McDonald's reported higher-than-expected sales in the first quarter as store traffic grew despite higher prices.
Global same-store sales rose 12.6% compared to the January-March period last year, the Chicago burger giant said Tuesday. That was well above the 8.7% increase that Wall Street had been forecasting, according to analysts polled by FactSet.
Marketing campaigns __ including a Valentine's Day meal promotion with rappers Offset and Cardi B __ and higher delivery sales boosted the chain's U.S. performance. The company also raised prices on some items to account for inflated costs for food and paper.
McDonald's said earlier this year that higher prices seem to be having little impact on demand. Some lower-income customers are ordering cheaper items or including less in each order, but they are coming in more often.
Revenue rose 4% to nearly $5.9 billion in the first quarter, which also topped analyst projections of $5.6 billion.

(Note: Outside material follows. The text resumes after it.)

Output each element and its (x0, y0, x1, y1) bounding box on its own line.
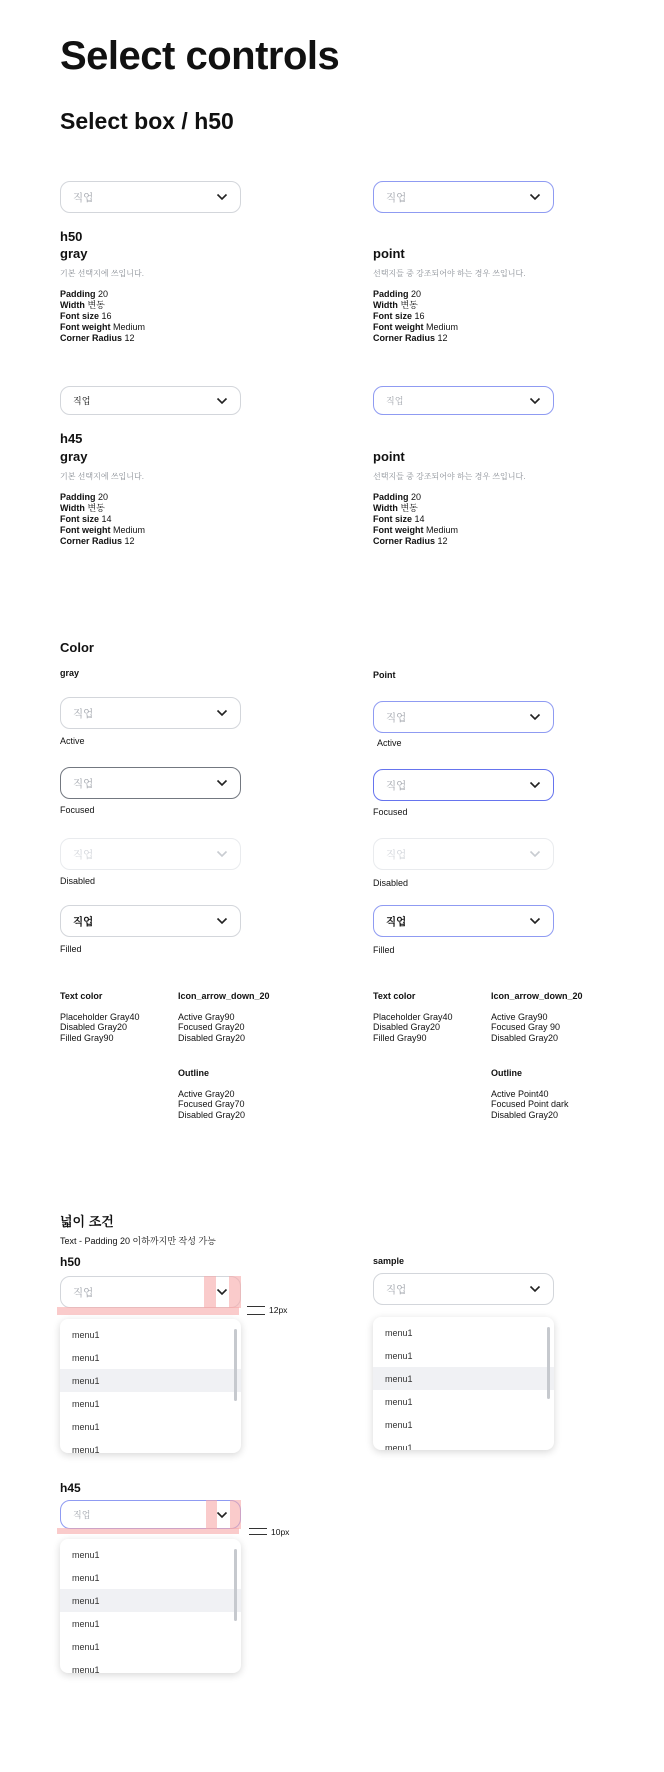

Despite the super-sized results, McDonald's laid off several hundred corporate workers earlier this month in an effort to speed up innovation and decision-making. McDonald's booked a restructuring charge of $180 million __ or 18 cents per share __ during the first quarter to account for severance payments and the closure of some regional offices.
Without that one-time charge, McDonald's earned $2.63 per share, which is 30 cents better than expected.
McDonald's shares rose less than 1% in premarket trading.